The outrage, the catastrophe that was the FamiliesFirst home in Davis was the fault of the company that ran it.  Greater incompetence would be hard to imagine.  But of course the Department of Social Services that oversees foster care and group homes in California bears much of the blame too.  Over the months leading to the closure of the home, it had received about a dozen complaints, but had never moved to improve the situation or shutter the home.

But only one person was punished for the debacle that endangered some of the most vulnerable children in the state.  Audrie Meyer was asked to resign and to agree “never to work for another entity overseen by the department “for the balance of [her] life.”

FamiliesFirst went its way unscathed.

EMQ FamiliesFirst, accused by the state of having failed to safeguard the children at the home, signed a stipulation conceding widespread violations. It continues to be one of the largest providers of social services in California. Gordon Richardson, who insisted to the state that he was not aware of the depth of the home’s problems, remains a senior executive at the nonprofit.

If there’s a silver lining to this case, it’s that the state has altered policy away from group homes toward what’s called “wraparound” care.  That means that, in all but the direst of cases, children will be kept at home and mental health professionals will oversee their care there.
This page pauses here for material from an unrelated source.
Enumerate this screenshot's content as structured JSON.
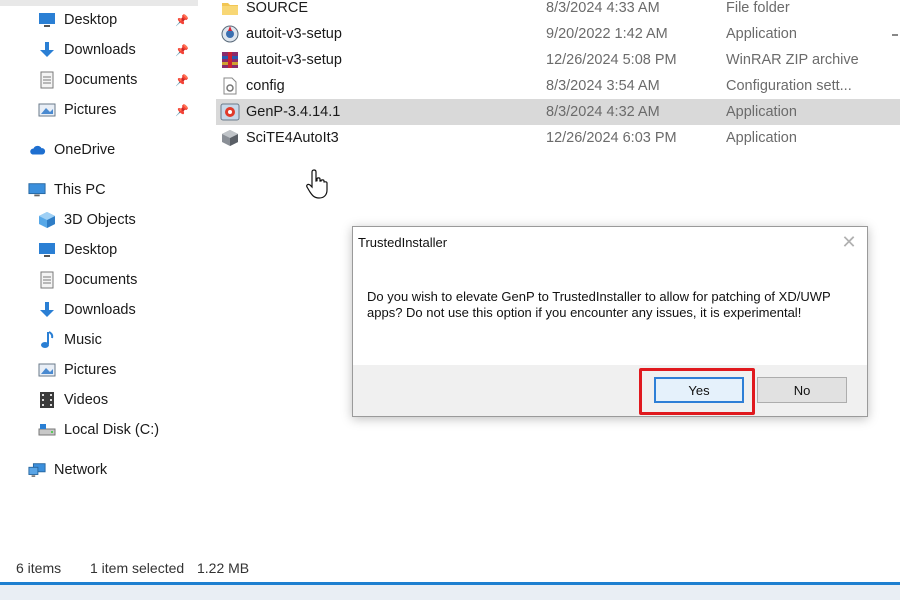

That of course is in line with what Molly McTierney McGrath and countless others counsel for children in problematic home environments.  Being taken from home and parents seldom makes children better.  On the contrary, it tends to traumatize them, exacerbating whatever behavioral problems they have.
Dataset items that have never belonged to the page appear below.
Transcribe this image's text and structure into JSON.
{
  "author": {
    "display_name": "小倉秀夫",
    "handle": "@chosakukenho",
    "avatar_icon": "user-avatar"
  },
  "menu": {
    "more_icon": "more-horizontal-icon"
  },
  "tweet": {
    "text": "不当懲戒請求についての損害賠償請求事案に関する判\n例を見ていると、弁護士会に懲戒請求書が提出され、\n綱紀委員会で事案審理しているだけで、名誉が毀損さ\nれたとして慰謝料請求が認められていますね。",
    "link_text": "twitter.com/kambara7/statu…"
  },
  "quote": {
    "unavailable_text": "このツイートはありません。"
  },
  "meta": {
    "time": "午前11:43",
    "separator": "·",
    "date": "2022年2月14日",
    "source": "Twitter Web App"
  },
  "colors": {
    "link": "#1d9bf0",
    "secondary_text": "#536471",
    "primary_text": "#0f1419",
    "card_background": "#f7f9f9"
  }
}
Whatever the course of children’s welfare in California, the FamiliesFirst story once again points the way toward sane and constructive solutions.  That way is toward families, toward keeping kids with their parents and providing services to them in their homes.  The FamiliesFirst story, horrifying as it is, is only one of many.  It’s yet another story of how states get it wrong when they try to substitute state care for parental care.  Too bad so many have suffered so much so long for states to finally start learning that lesson.